Beach polo is a team sport and close variant of arena polo.

==Game play==
A game of beach polo consists of two three-player teams as opposed to the usual four-player teams in field polo. A game consists of four seven-minute periods of play, called chukkers. The game is played in an enclosed sand arena with sideboards of approximately four feet in height, designed to keep the ball in play. Depending on playing areas available, some of the playing arenas have enclosed ends while others allow for 20 yards of run out room for the horses, past the end line, and utilize standing goal posts.

Two umpires are suggested for tournament play which may be stationed outside the arena to officiate the game. Penalties are called and resulting free hits are awarded to the fouled party.

Traditional polo ponies are used with players changing horses following each chukker.

Unlike the hard plastic ball used in field polo, beach polo employs a leather or rubber inflated ball no less than 12.5 inches in circumference. Other equipment employed is the same as that used in field or arena polo.

==History==
Reto Gaudenzi and Rashid Al Habtoor have been credited with the creation of the game in 2004 in Dubai, followed by the Miami Beach Polo World Cup in the United States in 2005 which also was created by Reto Gaudenzi and his son Tito. Reto Gaudenzi is also the inventor of Snow Polo that initiated in 1985 on the frozen lake of St. Moritz. Additional tournaments matches have arisen in Argentina, Australia, Austria, Belgium, Chile, China, Colombia, Croatia, England, France, Germany, India, Italy, Mexico, New Zealand, Poland, Spain, Thailand, The Netherlands, Uruguay and Wales.

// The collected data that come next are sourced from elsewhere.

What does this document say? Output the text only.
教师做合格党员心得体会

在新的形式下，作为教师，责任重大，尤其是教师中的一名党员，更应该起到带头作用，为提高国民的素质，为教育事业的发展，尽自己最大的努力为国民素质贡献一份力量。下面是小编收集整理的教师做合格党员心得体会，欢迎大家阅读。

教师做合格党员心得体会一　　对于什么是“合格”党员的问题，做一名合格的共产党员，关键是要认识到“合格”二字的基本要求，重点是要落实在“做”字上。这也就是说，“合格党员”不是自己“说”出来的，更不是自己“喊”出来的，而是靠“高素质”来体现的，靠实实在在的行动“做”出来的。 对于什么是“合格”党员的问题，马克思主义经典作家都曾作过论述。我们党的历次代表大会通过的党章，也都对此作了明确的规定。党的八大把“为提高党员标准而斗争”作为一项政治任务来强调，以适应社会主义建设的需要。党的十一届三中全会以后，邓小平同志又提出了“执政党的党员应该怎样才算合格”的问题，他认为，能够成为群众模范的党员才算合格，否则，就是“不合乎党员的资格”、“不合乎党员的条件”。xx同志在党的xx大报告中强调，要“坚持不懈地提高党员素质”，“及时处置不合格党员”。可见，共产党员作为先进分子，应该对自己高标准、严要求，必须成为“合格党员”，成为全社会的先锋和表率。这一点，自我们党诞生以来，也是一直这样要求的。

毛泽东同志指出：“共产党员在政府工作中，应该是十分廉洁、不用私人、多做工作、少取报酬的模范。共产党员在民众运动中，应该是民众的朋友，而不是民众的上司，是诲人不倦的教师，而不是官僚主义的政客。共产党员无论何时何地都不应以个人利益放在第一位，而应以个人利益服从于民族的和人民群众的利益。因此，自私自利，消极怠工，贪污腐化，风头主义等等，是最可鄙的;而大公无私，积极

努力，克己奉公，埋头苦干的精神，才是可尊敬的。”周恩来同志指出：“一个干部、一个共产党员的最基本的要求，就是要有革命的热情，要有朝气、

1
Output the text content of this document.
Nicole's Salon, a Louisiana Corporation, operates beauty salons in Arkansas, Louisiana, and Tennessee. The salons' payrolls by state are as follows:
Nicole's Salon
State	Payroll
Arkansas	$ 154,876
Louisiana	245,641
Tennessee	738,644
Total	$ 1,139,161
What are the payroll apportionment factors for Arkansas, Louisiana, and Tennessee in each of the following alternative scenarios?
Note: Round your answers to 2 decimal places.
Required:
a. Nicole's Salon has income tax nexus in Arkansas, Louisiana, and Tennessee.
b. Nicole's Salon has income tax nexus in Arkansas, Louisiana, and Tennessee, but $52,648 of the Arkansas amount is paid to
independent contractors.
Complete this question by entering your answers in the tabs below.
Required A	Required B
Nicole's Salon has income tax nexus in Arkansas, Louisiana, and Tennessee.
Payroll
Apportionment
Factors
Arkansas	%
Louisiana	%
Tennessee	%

The most notable event of this kind continues to take place annually in Miami Beach. Having featured some of the best international polo players include Argentine 10-goaler Gonzalo Pieres, 8-goaler Alejandro Novillo Astrada, Mexico's late Carlos Gracida (9), USA's 9-goaler Nic Roldan amongst many more. This event is organized by Tito Gaudenzi and Melissa Ganzi to this day.

The island of Jersey (off the coast of Normandy, France) staged its first beach polo tournament in September 2012 while New Zealand staged a tournament in December 2013, and Croatia created their first beach polo event in 2016.